Etkili ders çalışma teknikleri

Öğrenmede iyi sonuç almanın yolu, çok çalışmak değil etkin ve yeterli çalışmaktır.

Etkili çalışma sistemi, görsel işitsel veya dokunsal sistemlerden hangisine sahip olursa olsun her öğrencinin mutlaka yapmak zorunda olduğu stratejileri içermektedir.

Başarılı öğrencilerin en önemli başarı sırları işte bunlardır.

Etkin dinle: Dersi derste hallet

Etkin dinlemek demek, konsantre olarak dinlemek demektir.

Derse güçlü bir şekilde odaklanmak için aşağıdaki pratik önerileri uygulayın.

a-  Hangi dersi görüyorsanız, “Şimdi fizik dersini dinliyorum, şimdi Türkçe dinliyorum” diye telkinde bulunun.
Çünkü daha iyi konsantre olmak için zihninizi şimdiye getirmeniz gerekir.

b- Ders esnasında önemli yerlerin altını çizin ve en önemli bilgileri not edin. Not almak zihnin dağılmasını önler.

c- Sırada dik oturun ve öğretmen ile göz teması kurun. Söylediklerine dikkatinizi verin. Öğretmenle göz teması kurarsanız zihniniz  öğretmenin söylediklerine daha çok odaklanır. Göz teması iletişiminizin kopmasını önler.

Eve gidince önce dinlenin. Dinlenmeden yapılan çalışmalarda sık sık konudan kopmalar meydana gelir. Konsantrasyonunuz çabuk bozulur. Aç iseniz midenizi tıka basa doldurmadan yemek yiyin.

hedef_motivasyon1Saat kaç ile kaç arasında çalışacağınızı ve neler yapacağınızı  önceden belirleyin.

Özellikle ders çalışma sorunu olan öğrenciler bu uygulamayı bir gün öncesinde uyumadan önce yaparlarsa ertesi gün daha kolay ders çalışırlar. Yani bir gün öncesinde uyumadan önce “Yarın akşam saat 7, 10 arasında ders çalışacağım” diye zihninizde belirlerseniz ve aynı düşünceyi ertesi gün sabah ve okul çıkışında da tekrarlarsanız zihninizi saat 7, 10 arasında ders çalışmaya bloke edersiniz.
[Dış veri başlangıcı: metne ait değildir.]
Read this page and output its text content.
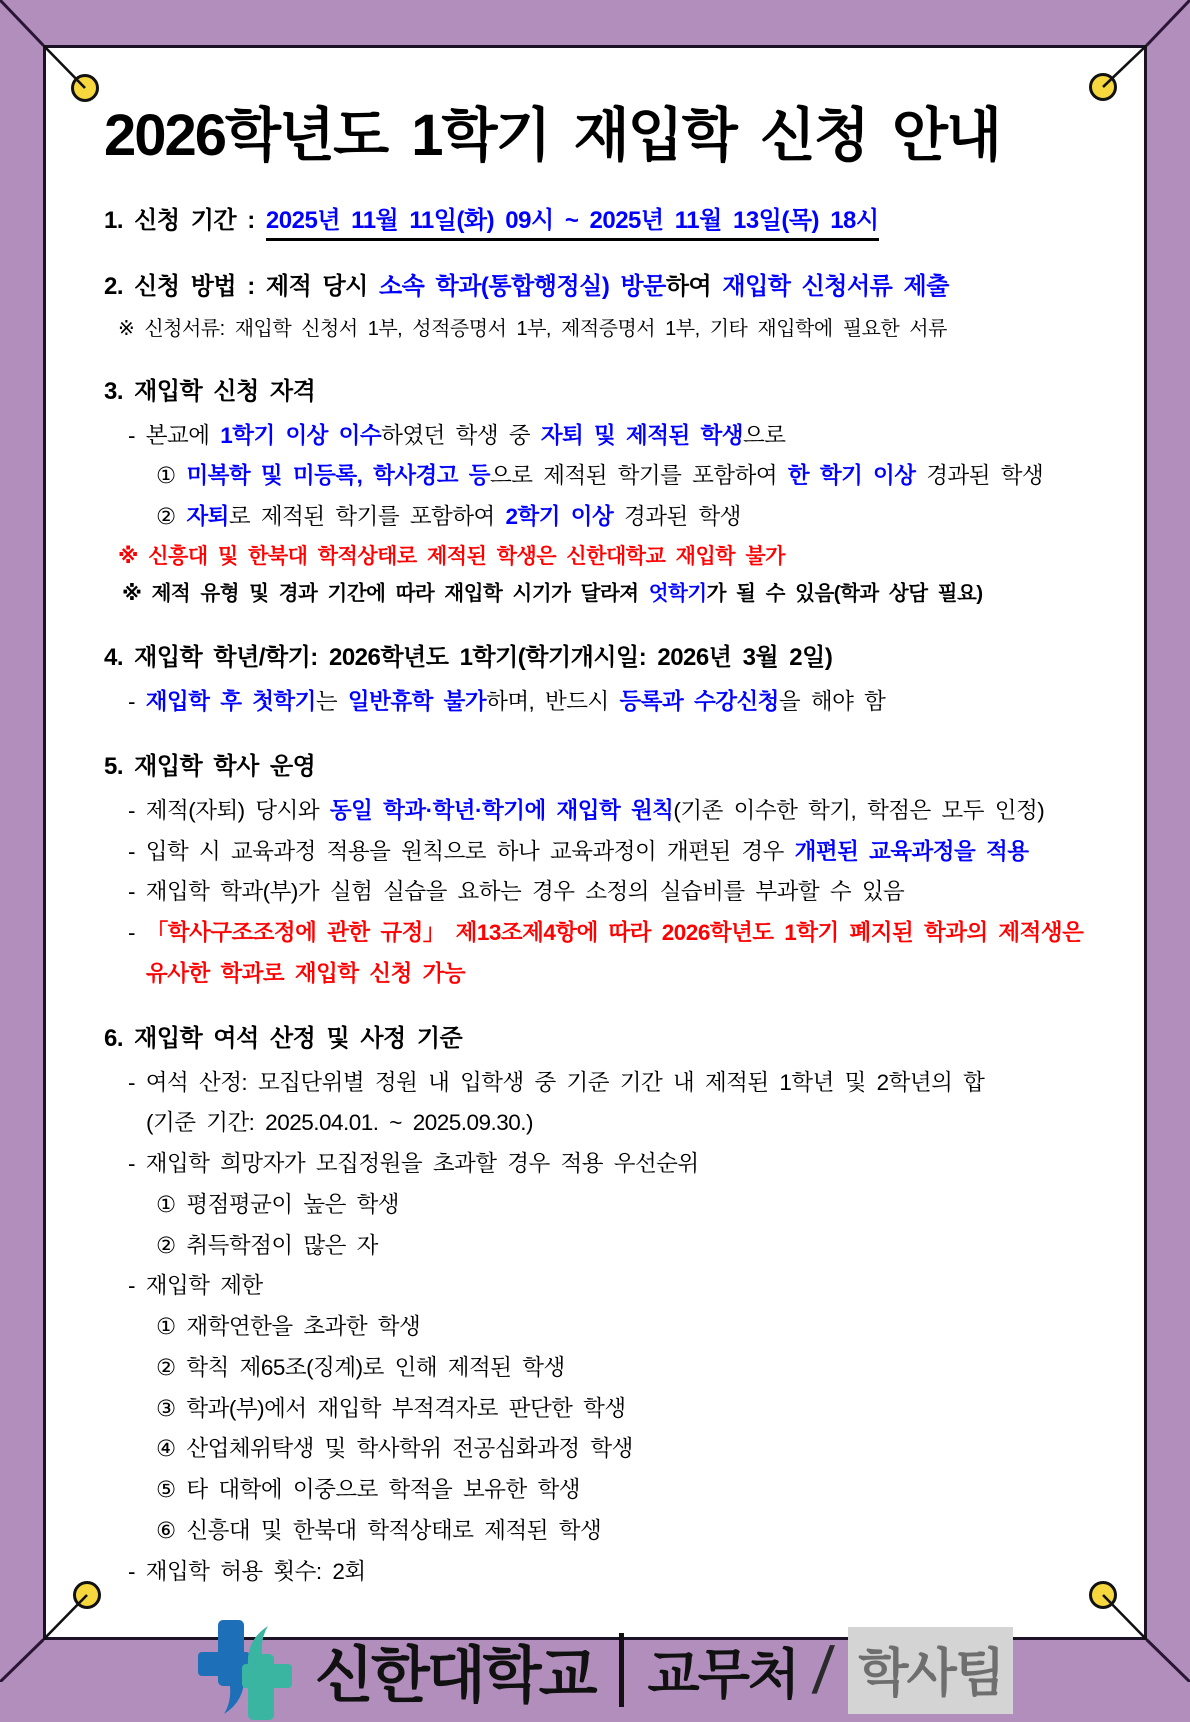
2026학년도 1학기 재입학 신청 안내
1. 신청 기간 : 2025년 11월 11일(화) 09시 ~ 2025년 11월 13일(목) 18시
2. 신청 방법 : 제적 당시 소속 학과(통합행정실) 방문하여 재입학 신청서류 제출
※ 신청서류: 재입학 신청서 1부, 성적증명서 1부, 제적증명서 1부, 기타 재입학에 필요한 서류
3. 재입학 신청 자격
- 본교에 1학기 이상 이수하였던 학생 중 자퇴 및 제적된 학생으로
① 미복학 및 미등록, 학사경고 등으로 제적된 학기를 포함하여 한 학기 이상 경과된 학생
② 자퇴로 제적된 학기를 포함하여 2학기 이상 경과된 학생
※ 신흥대 및 한북대 학적상태로 제적된 학생은 신한대학교 재입학 불가
※ 제적 유형 및 경과 기간에 따라 재입학 시기가 달라져 엇학기가 될 수 있음(학과 상담 필요)
4. 재입학 학년/학기: 2026학년도 1학기(학기개시일: 2026년 3월 2일)
- 재입학 후 첫학기는 일반휴학 불가하며, 반드시 등록과 수강신청을 해야 함
5. 재입학 학사 운영
- 제적(자퇴) 당시와 동일 학과·학년·학기에 재입학 원칙(기존 이수한 학기, 학점은 모두 인정)
- 입학 시 교육과정 적용을 원칙으로 하나 교육과정이 개편된 경우 개편된 교육과정을 적용
- 재입학 학과(부)가 실험 실습을 요하는 경우 소정의 실습비를 부과할 수 있음
- 「학사구조조정에 관한 규정」 제13조제4항에 따라 2026학년도 1학기 폐지된 학과의 제적생은
유사한 학과로 재입학 신청 가능
6. 재입학 여석 산정 및 사정 기준
- 여석 산정: 모집단위별 정원 내 입학생 중 기준 기간 내 제적된 1학년 및 2학년의 합
(기준 기간: 2025.04.01. ~ 2025.09.30.)
- 재입학 희망자가 모집정원을 초과할 경우 적용 우선순위
① 평점평균이 높은 학생
② 취득학점이 많은 자
- 재입학 제한
① 재학연한을 초과한 학생
② 학칙 제65조(징계)로 인해 제적된 학생
③ 학과(부)에서 재입학 부적격자로 판단한 학생
④ 산업체위탁생 및 학사학위 전공심화과정 학생
⑤ 타 대학에 이중으로 학적을 보유한 학생
⑥ 신흥대 및 한북대 학적상태로 제적된 학생
- 재입학 허용 횟수: 2회
신한대학교 교무처 / 학사팀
Çünkü zihninizde neyi tekrar ederseniz kendinizi o yönde yönlendirirsiniz.

Aynı uygulamayı maç seyretmek ya da dizi izlemek için yapmıyor muyuz?
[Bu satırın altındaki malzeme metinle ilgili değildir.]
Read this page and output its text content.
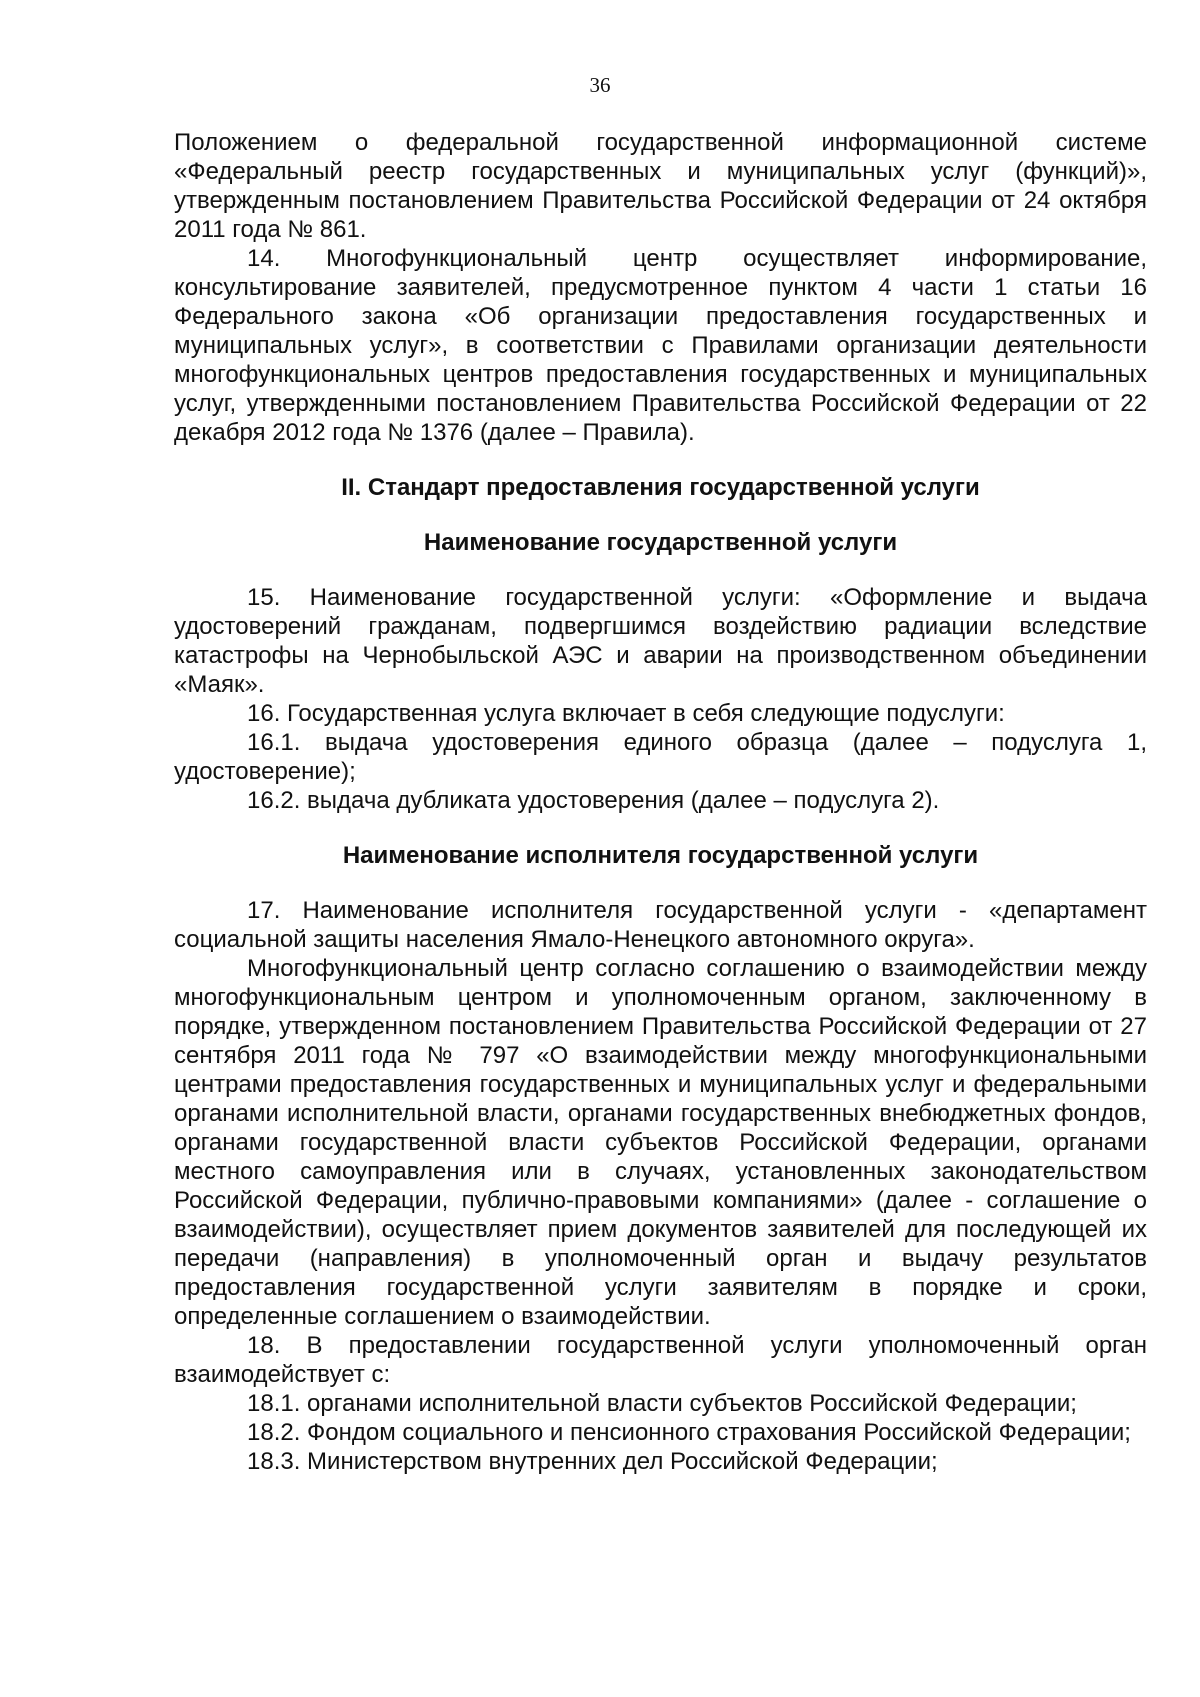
36

Положением о федеральной государственной информационной системе «Федеральный реестр государственных и муниципальных услуг (функций)», утвержденным постановлением Правительства Российской Федерации от 24 октября 2011 года № 861.

14. Многофункциональный центр осуществляет информирование, консультирование заявителей, предусмотренное пунктом 4 части 1 статьи 16 Федерального закона «Об организации предоставления государственных и муниципальных услуг», в соответствии с Правилами организации деятельности многофункциональных центров предоставления государственных и муниципальных услуг, утвержденными постановлением Правительства Российской Федерации от 22 декабря 2012 года № 1376 (далее – Правила).

II. Стандарт предоставления государственной услуги
Наименование государственной услуги

15. Наименование государственной услуги: «Оформление и выдача удостоверений гражданам, подвергшимся воздействию радиации вследствие катастрофы на Чернобыльской АЭС и аварии на производственном объединении «Маяк».

16. Государственная услуга включает в себя следующие подуслуги:

16.1. выдача удостоверения единого образца (далее – подуслуга 1, удостоверение);

16.2. выдача дубликата удостоверения (далее – подуслуга 2).

Наименование исполнителя государственной услуги

17. Наименование исполнителя государственной услуги - «департамент социальной защиты населения Ямало-Ненецкого автономного округа».

Многофункциональный центр согласно соглашению о взаимодействии между многофункциональным центром и уполномоченным органом, заключенному в порядке, утвержденном постановлением Правительства Российской Федерации от 27 сентября 2011 года № 797 «О взаимодействии между многофункциональными центрами предоставления государственных и муниципальных услуг и федеральными органами исполнительной власти, органами государственных внебюджетных фондов, органами государственной власти субъектов Российской Федерации, органами местного самоуправления или в случаях, установленных законодательством Российской Федерации, публично-правовыми компаниями» (далее - соглашение о взаимодействии), осуществляет прием документов заявителей для последующей их передачи (направления) в уполномоченный орган и выдачу результатов предоставления государственной услуги заявителям в порядке и сроки, определенные соглашением о взаимодействии.

18. В предоставлении государственной услуги уполномоченный орган взаимодействует с:

18.1. органами исполнительной власти субъектов Российской Федерации;

18.2. Фондом социального и пенсионного страхования Российской Федерации;

18.3. Министерством внутренних дел Российской Федерации;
Şampiyonların anahtarı: Tekrar

Günlük tekrar yoksa başarı da yoktur.

Başarılı bütün öğrencilerin ortak olarak yaptıkları en önemli çalışma günlük tekrardır.

Tekrar, öğrenilen bilginin pekiştirilmesini ve uzun hafızaya atılmasını sağlar. Tekrar edilmeyen bilgi, su üstüne yazı yazmak gibidir. Bununla birlikte  bir bilgiyi ilişkilendirme yapmadan papağan gibi tekrar etmek de etkisiz bir öğrenmedir.

Özellikle yeni öğrendiğiniz bir bilgiyi uykudan önce yani o gün içerisinde tekrar etmezseniz  %50″sini unutursunuz. Bir hafta içerisinde tekrar etmezseniz % 70″ni unutursunuz. Geriye gördüğünüz gibi çok az bilgi kalıyor ki bu kadarcık bilgiyle hiçbir başarı elde edilmez.

Günlük tekrarın yanında haftalık ve aylık tekrarlar da başarınızı zirveye zıkartır.

Konu tekrarı yaparken önemli bilgilerin altını çizin ve en önemli bilgileri karalama şeklinde hızlı not alın. Ayrıca  mümkünse içinizden veya dışınızdan tekrar edin. Ya da konuyu bir arkadaşınıza anlatın. Böylelikle bilgiyi hem görsel hem dokunsal hem de işitsel olarak keydetmiş olursunuz.

Çok yavaş özet çıkardığınızda farkında olmadan sadece “kopyala yapıştır” yapmaya başlarsınız.. Bu durumda, “Şimdi şöyle güzelce özet çıkartayım sonra dönüp bakarım” dersiniz ve öğrenmeyi ertelersiniz. Oysa öğrenmek tetikte olmak demektir. Bu nedenle “şimdi yazıyorum şimdi öğreniyorum” düşüncesiyle çalışmak gerekir.

Ayrıca, çok yavaş yazdığınızda beyninizin çalışma hızı ile yazma hızınız arasındaki sürede boşluk meydana geldiği için bu sürede zihnin başka konulara kayması ve konsantrasyonun bozulması sorunu yaşanır.

Öğrendiğiniz konularla ilgili sorular çözün.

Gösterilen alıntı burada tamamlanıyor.